Digging Into Nostalgia
My Love for Dig Dug
When I was a little tyke, there were two constants in life: gravity would always make me fall off my bike, and Dig Dug would always eat my quarters. Well… not literal quarters. Growing up in a rural area, I didn’t exactly have access to arcades. My battlefield was the living room carpet, my weapon was an Atari 2600 joystick, and my opponent was the occasional Fygar who always seemed just a little too good at breathing fire through dirt. For the uninitiated, Dig Dug is that glorious 1982 Namco creation where you play a tiny fellow who spends his days digging tunnels and his nights explaining to OSHA why dropping boulders on things counts as a “safety strategy.” Your adversaries are Pookas (red blobs with goggles) and Fygars (dragons who breathe fire underground, because physics apparently took the day off). The goal is simple: eliminate all enemies. The methods are questionable. You can either jab them with your handy pump and inflate them like grotesque parade balloons, or lure them under a rock and let gravity do the dirty work.
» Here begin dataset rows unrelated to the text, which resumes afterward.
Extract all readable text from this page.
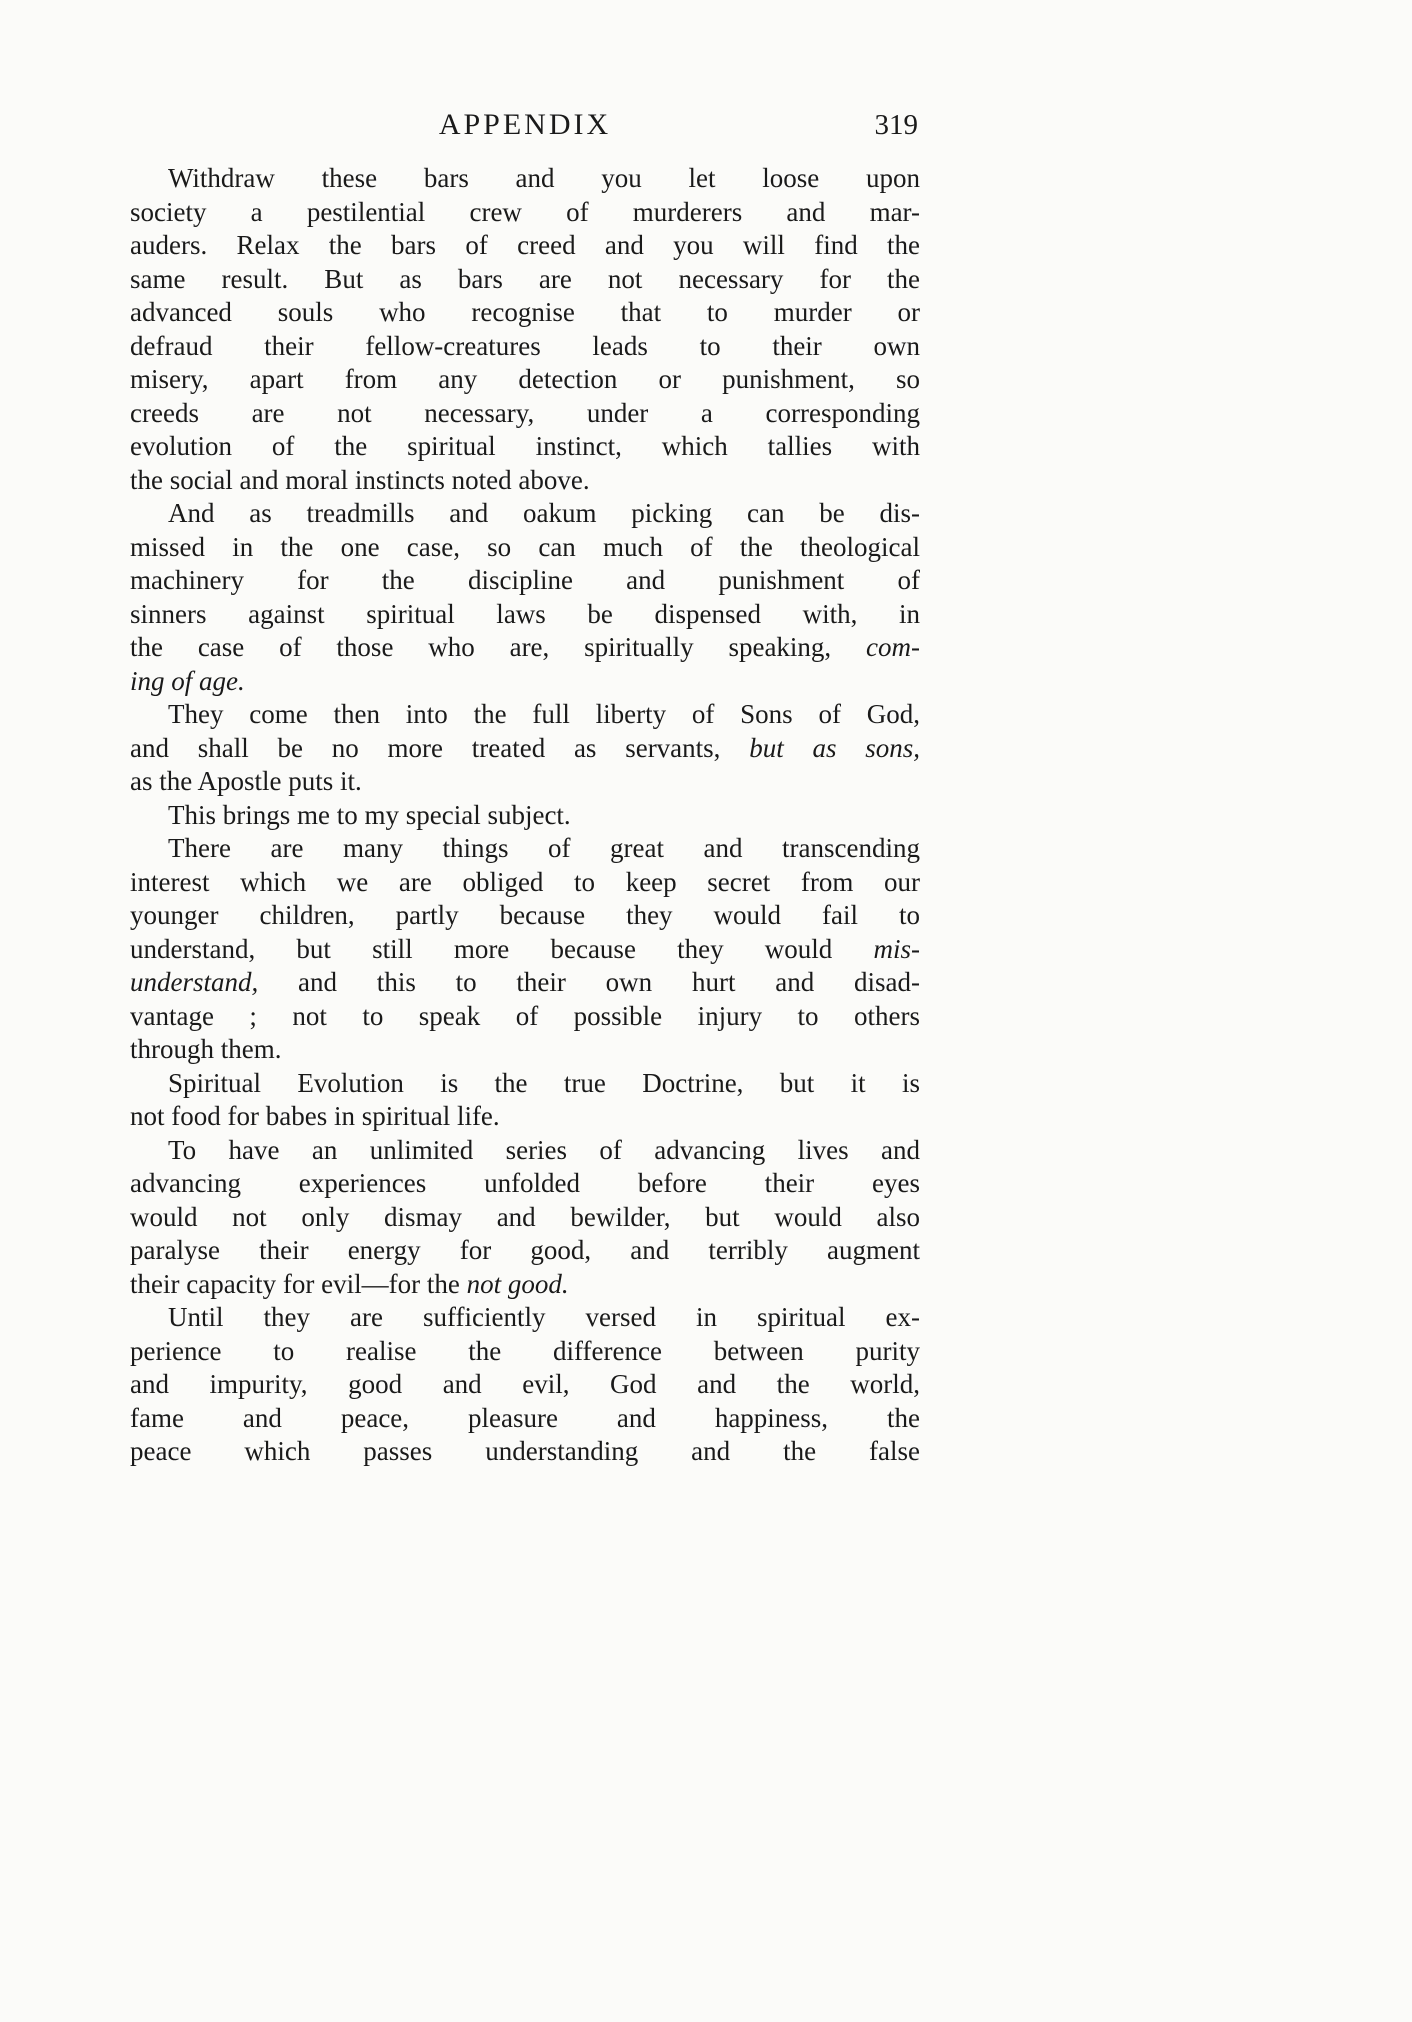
APPENDIX	319
Withdraw these bars and you let loose upon
society a pestilential crew of murderers and mar-
auders. Relax the bars of creed and you will find the
same result. But as bars are not necessary for the
advanced souls who recognise that to murder or
defraud their fellow-creatures leads to their own
misery, apart from any detection or punishment, so
creeds are not necessary, under a corresponding
evolution of the spiritual instinct, which tallies with
the social and moral instincts noted above.
And as treadmills and oakum picking can be dis-
missed in the one case, so can much of the theological
machinery for the discipline and punishment of
sinners against spiritual laws be dispensed with, in
the case of those who are, spiritually speaking, com-
ing of age.
They come then into the full liberty of Sons of God,
and shall be no more treated as servants, but as sons,
as the Apostle puts it.
This brings me to my special subject.
There are many things of great and transcending
interest which we are obliged to keep secret from our
younger children, partly because they would fail to
understand, but still more because they would mis-
understand, and this to their own hurt and disad-
vantage ; not to speak of possible injury to others
through them.
Spiritual Evolution is the true Doctrine, but it is
not food for babes in spiritual life.
To have an unlimited series of advancing lives and
advancing experiences unfolded before their eyes
would not only dismay and bewilder, but would also
paralyse their energy for good, and terribly augment
their capacity for evil—for the not good.
Until they are sufficiently versed in spiritual ex-
perience to realise the difference between purity
and impurity, good and evil, God and the world,
fame and peace, pleasure and happiness, the
peace which passes understanding and the false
Either way, points for creativity. Fast forward to today. I don’t have a dedicated Dig Dug cabinet in my tiny little arcade (space is precious — popcorn takes priority), but I do have a Pac-Man Pixel Bash machine that includes it. Which means Dig Dug is technically here, tucked away behind Pac-Man like a secret bonus track on a cassette tape. Only this time, I get to experience it as it was meant to be played — standing up, joystick in hand, arcade sounds all around. Playing it now feels like reconnecting with an old friend — the kind who still makes you laugh but also reminds you how terrible you are at multitasking. One second you’re digging left to lure a Fygar, the next second you’re realizing that ghosts passing through walls is still completely unfair. Some things never change. So if you swing by the theater, grab your popcorn, catch a film, and then sneak over to the arcade. Fire up the Pixel Bash and hunt for Dig Dug. Just know you’re stepping into my childhood battleground, where I lost countless lives and gained absolutely no transferable life skills. Unless, of course, inflating dragons with a bicycle pump ever becomes a marketable trade.